First baseline came back at 24/29 hard-check pass (82.8%), mean judge 4.36/5. The fail cases that mattered most were two unknown-player questions where the agent wrote excellent prose around a fabricated PlayerAnalysis; a judge-only eval would have scored those as marginal passes at 4.25 and 3.70, which is exactly what the dual-grading layer is for. A full run is around £1.50 on Anthropic end-to-end; the writeup is at docs/evals/baseline.md and the framework shipped in PR #146.

What I'd do differently

The first iteration of the graph had a fetch_user_squad tool that the planner could call to load the user's current FPL team. Logically clean: the agent decides what data it needs, the tool provides it. In practice every conversation needs the squad (a transfer recommendation makes no sense without knowing what's already on the team), so every planner emitted that tool call as its first step. The "agent decides" branch was always taken. I moved squad-loading out of the tool surface and into the HTTP layer: the /chat endpoint resolves the squad before the graph runs, and the squad is passed in as ChatRequest context. The planner now starts with information it always needs, not a decision it always makes.

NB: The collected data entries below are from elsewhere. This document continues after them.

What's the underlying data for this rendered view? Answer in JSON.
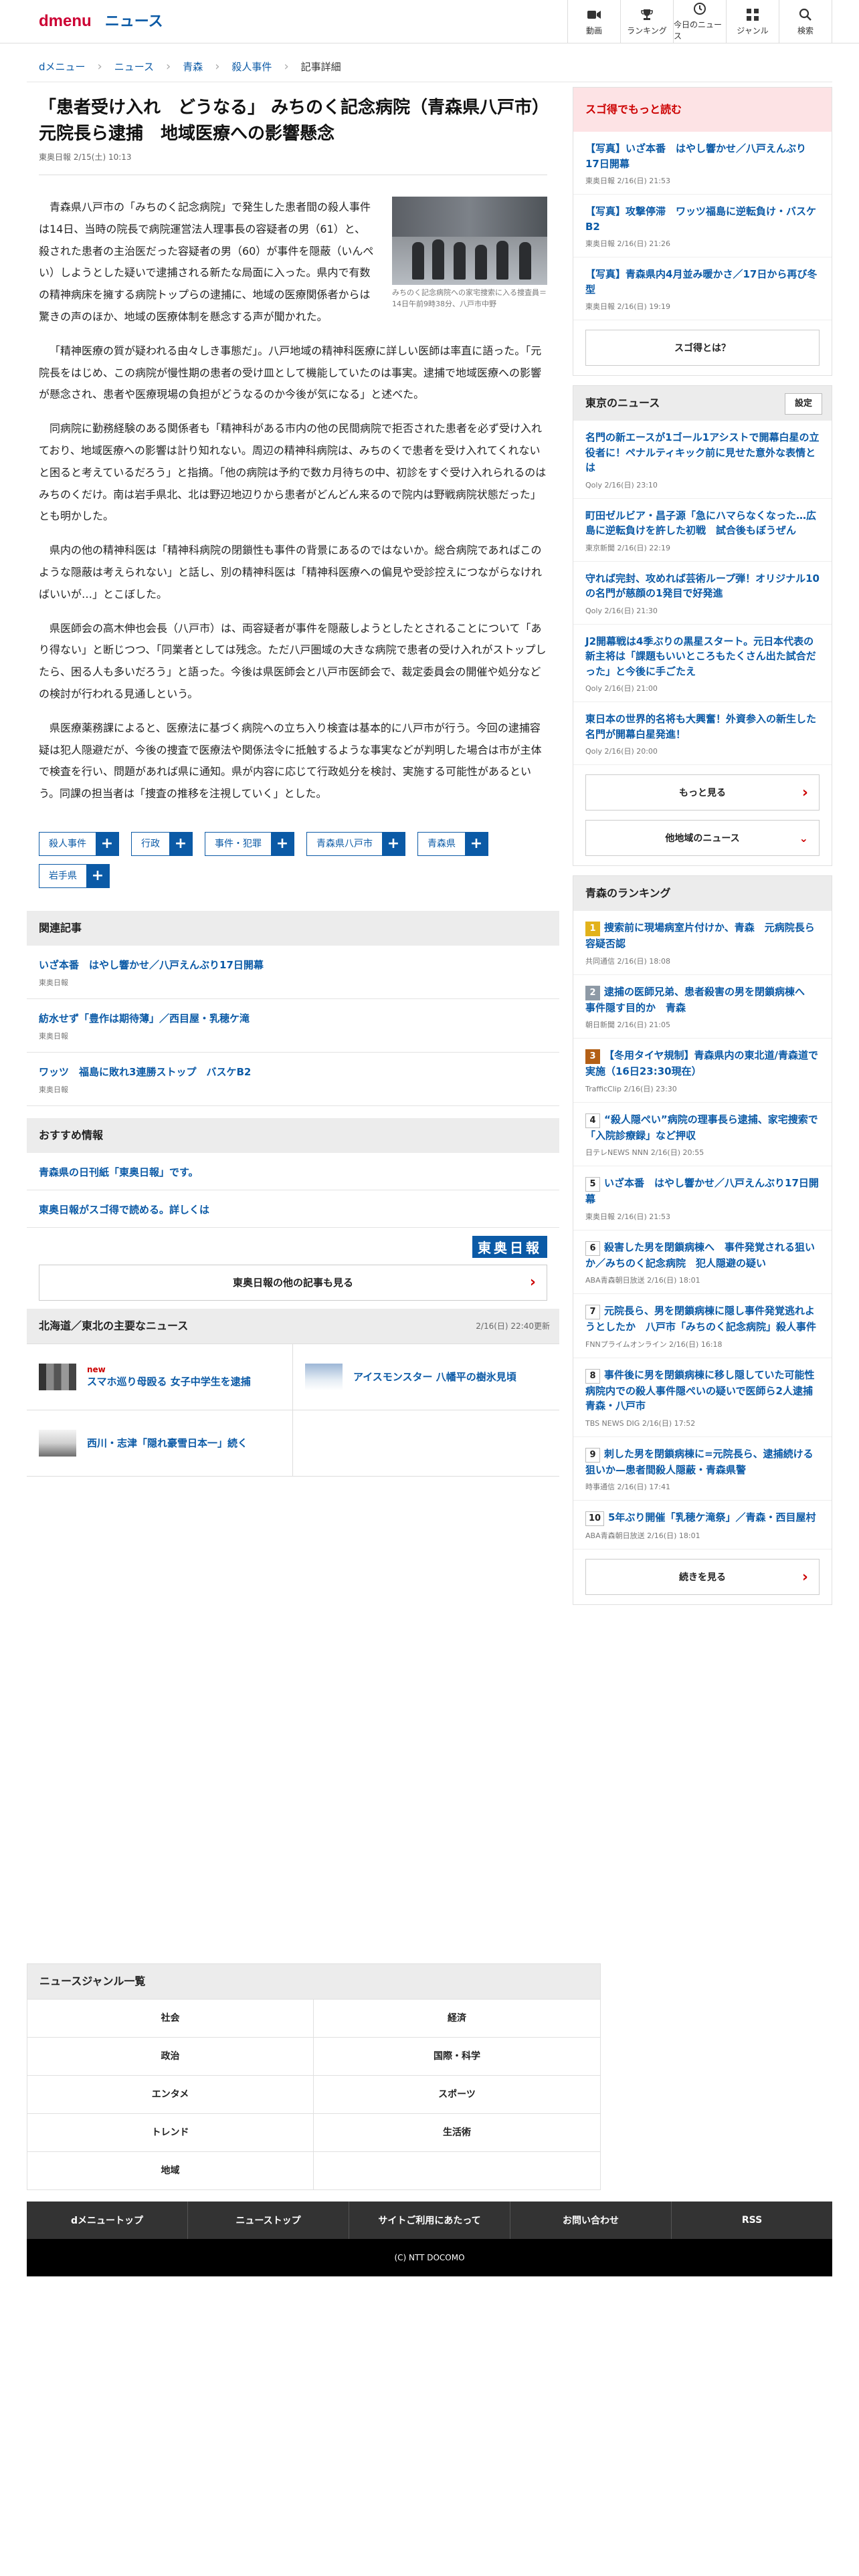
{
  "header": {
    "brand_d": "d",
    "brand_menu": "menu",
    "brand_news": "ニュース",
    "nav": [
      {
        "label": "動画",
        "icon": "video-icon"
      },
      {
        "label": "ランキング",
        "icon": "trophy-icon"
      },
      {
        "label": "今日のニュース",
        "icon": "clock-icon"
      },
      {
        "label": "ジャンル",
        "icon": "grid-icon"
      },
      {
        "label": "検索",
        "icon": "search-icon"
      }
    ]
  },
  "breadcrumb": [
    "dメニュー",
    "ニュース",
    "青森",
    "殺人事件",
    "記事詳細"
  ],
  "article": {
    "title": "「患者受け入れ　どうなる」 みちのく記念病院（青森県八戸市）元院長ら逮捕　地域医療への影響懸念",
    "meta": "東奥日報 2/15(土) 10:13",
    "photo_caption": "みちのく記念病院への家宅捜索に入る捜査員＝14日午前9時38分、八戸市中野",
    "paragraphs": [
      "青森県八戸市の「みちのく記念病院」で発生した患者間の殺人事件は14日、当時の院長で病院運営法人理事長の容疑者の男（61）と、殺された患者の主治医だった容疑者の男（60）が事件を隠蔽（いんぺい）しようとした疑いで逮捕される新たな局面に入った。県内で有数の精神病床を擁する病院トップらの逮捕に、地域の医療関係者からは驚きの声のほか、地域の医療体制を懸念する声が聞かれた。",
      "「精神医療の質が疑われる由々しき事態だ」。八戸地域の精神科医療に詳しい医師は率直に語った。「元院長をはじめ、この病院が慢性期の患者の受け皿として機能していたのは事実。逮捕で地域医療への影響が懸念され、患者や医療現場の負担がどうなるのか今後が気になる」と述べた。",
      "同病院に勤務経験のある関係者も「精神科がある市内の他の民間病院で拒否された患者を必ず受け入れており、地域医療への影響は計り知れない。周辺の精神科病院は、みちのくで患者を受け入れてくれないと困ると考えているだろう」と指摘。「他の病院は予約で数カ月待ちの中、初診をすぐ受け入れられるのはみちのくだけ。南は岩手県北、北は野辺地辺りから患者がどんどん来るので院内は野戦病院状態だった」とも明かした。",
      "県内の他の精神科医は「精神科病院の閉鎖性も事件の背景にあるのではないか。総合病院であればこのような隠蔽は考えられない」と話し、別の精神科医は「精神科医療への偏見や受診控えにつながらなければいいが…」とこぼした。",
      "県医師会の高木伸也会長（八戸市）は、両容疑者が事件を隠蔽しようとしたとされることについて「あり得ない」と断じつつ、「同業者としては残念。ただ八戸圏域の大きな病院で患者の受け入れがストップしたら、困る人も多いだろう」と語った。今後は県医師会と八戸市医師会で、裁定委員会の開催や処分などの検討が行われる見通しという。",
      "県医療薬務課によると、医療法に基づく病院への立ち入り検査は基本的に八戸市が行う。今回の逮捕容疑は犯人隠避だが、今後の捜査で医療法や関係法令に抵触するような事実などが判明した場合は市が主体で検査を行い、問題があれば県に通知。県が内容に応じて行政処分を検討、実施する可能性があるという。同課の担当者は「捜査の推移を注視していく」とした。"
    ],
    "tags": [
      "殺人事件",
      "行政",
      "事件・犯罪",
      "青森県八戸市",
      "青森県",
      "岩手県"
    ]
  },
  "related": {
    "heading": "関連記事",
    "items": [
      {
        "title": "いざ本番　はやし響かせ／八戸えんぶり17日開幕",
        "source": "東奥日報"
      },
      {
        "title": "紡水せず「豊作は期待薄」／西目屋・乳穂ケ滝",
        "source": "東奥日報"
      },
      {
        "title": "ワッツ　福島に敗れ3連勝ストップ　バスケB2",
        "source": "東奥日報"
      }
    ]
  },
  "recommended": {
    "heading": "おすすめ情報",
    "items": [
      "青森県の日刊紙「東奥日報」です。",
      "東奥日報がスゴ得で読める。詳しくは"
    ],
    "logo": "東奥日報",
    "more_button": "東奥日報の他の記事も見る"
  },
  "regional": {
    "heading": "北海道／東北の主要なニュース",
    "updated": "2/16(日) 22:40更新",
    "items": [
      {
        "title": "スマホ巡り母殴る 女子中学生を逮捕",
        "new": "new"
      },
      {
        "title": "アイスモンスター 八幡平の樹氷見頃",
        "new": ""
      },
      {
        "title": "西川・志津「隠れ豪雪日本一」続く",
        "new": ""
      }
    ]
  },
  "sidebar": {
    "sugotoku": {
      "heading": "スゴ得でもっと読む",
      "items": [
        {
          "title": "【写真】いざ本番　はやし響かせ／八戸えんぶり17日開幕",
          "source": "東奥日報 2/16(日) 21:53"
        },
        {
          "title": "【写真】攻撃停滞　ワッツ福島に逆転負け・バスケB2",
          "source": "東奥日報 2/16(日) 21:26"
        },
        {
          "title": "【写真】青森県内4月並み暖かさ／17日から再び冬型",
          "source": "東奥日報 2/16(日) 19:19"
        }
      ],
      "button": "スゴ得とは？"
    },
    "tokyo": {
      "heading": "東京のニュース",
      "settings": "設定",
      "items": [
        {
          "title": "名門の新エースが1ゴール1アシストで開幕白星の立役者に！ペナルティキック前に見せた意外な表情とは",
          "source": "Qoly 2/16(日) 23:10"
        },
        {
          "title": "町田ゼルビア・昌子源「急にハマらなくなった…広島に逆転負けを許した初戦　試合後もぼうぜん",
          "source": "東京新聞 2/16(日) 22:19"
        },
        {
          "title": "守れば完封、攻めれば芸術ループ弾！オリジナル10の名門が慈顔の1発目で好発進",
          "source": "Qoly 2/16(日) 21:30"
        },
        {
          "title": "J2開幕戦は4季ぶりの黒星スタート。元日本代表の新主将は「課題もいいところもたくさん出た試合だった」と今後に手ごたえ",
          "source": "Qoly 2/16(日) 21:00"
        },
        {
          "title": "東日本の世界的名将も大興奮！外資参入の新生した名門が開幕白星発進！",
          "source": "Qoly 2/16(日) 20:00"
        }
      ],
      "more": "もっと見る",
      "other": "他地域のニュース"
    },
    "ranking": {
      "heading": "青森のランキング",
      "items": [
        {
          "rank": "1",
          "title": "捜索前に現場病室片付けか、青森　元病院長ら容疑否認",
          "source": "共同通信 2/16(日) 18:08"
        },
        {
          "rank": "2",
          "title": "逮捕の医師兄弟、患者殺害の男を閉鎖病棟へ　事件隠す目的か　青森",
          "source": "朝日新聞 2/16(日) 21:05"
        },
        {
          "rank": "3",
          "title": "【冬用タイヤ規制】青森県内の東北道/青森道で実施（16日23:30現在）",
          "source": "TrafficClip 2/16(日) 23:30"
        },
        {
          "rank": "4",
          "title": "“殺人隠ぺい”病院の理事長ら逮捕、家宅捜索で「入院診療録」など押収",
          "source": "日テレNEWS NNN 2/16(日) 20:55"
        },
        {
          "rank": "5",
          "title": "いざ本番　はやし響かせ／八戸えんぶり17日開幕",
          "source": "東奥日報 2/16(日) 21:53"
        },
        {
          "rank": "6",
          "title": "殺害した男を閉鎖病棟へ　事件発覚される狙いか／みちのく記念病院　犯人隠避の疑い",
          "source": "ABA青森朝日放送 2/16(日) 18:01"
        },
        {
          "rank": "7",
          "title": "元院長ら、男を閉鎖病棟に隠し事件発覚逃れようとしたか　八戸市「みちのく記念病院」殺人事件",
          "source": "FNNプライムオンライン 2/16(日) 16:18"
        },
        {
          "rank": "8",
          "title": "事件後に男を閉鎖病棟に移し隠していた可能性　病院内での殺人事件隠ぺいの疑いで医師ら2人逮捕　青森・八戸市",
          "source": "TBS NEWS DIG 2/16(日) 17:52"
        },
        {
          "rank": "9",
          "title": "刺した男を閉鎖病棟に=元院長ら、逮捕続ける狙いか—患者間殺人隠蔽・青森県警",
          "source": "時事通信 2/16(日) 17:41"
        },
        {
          "rank": "10",
          "title": "5年ぶり開催「乳穂ケ滝祭」／青森・西目屋村",
          "source": "ABA青森朝日放送 2/16(日) 18:01"
        }
      ],
      "more": "続きを見る"
    }
  },
  "genre": {
    "heading": "ニュースジャンル一覧",
    "items": [
      "社会",
      "経済",
      "政治",
      "国際・科学",
      "エンタメ",
      "スポーツ",
      "トレンド",
      "生活術",
      "地域"
    ]
  },
  "footer": {
    "nav": [
      "dメニュートップ",
      "ニューストップ",
      "サイトご利用にあたって",
      "お問い合わせ",
      "RSS"
    ],
    "copyright": "(C) NTT DOCOMO"
  },
  "colors": {
    "brand": "#cc0033",
    "link": "#0b5aa6",
    "accent_red": "#cc0000"
  }
}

Tools are for decisions, not retrieval. If the agent always fetches X, X belongs in the request context and the planner shouldn't have to think about it. If the agent sometimes fetches Y depending on what it's seen, Y belongs on the tool surface. The mistake on the first pass was treating "the agent should be able to" as the same question as "the agent should decide whether to".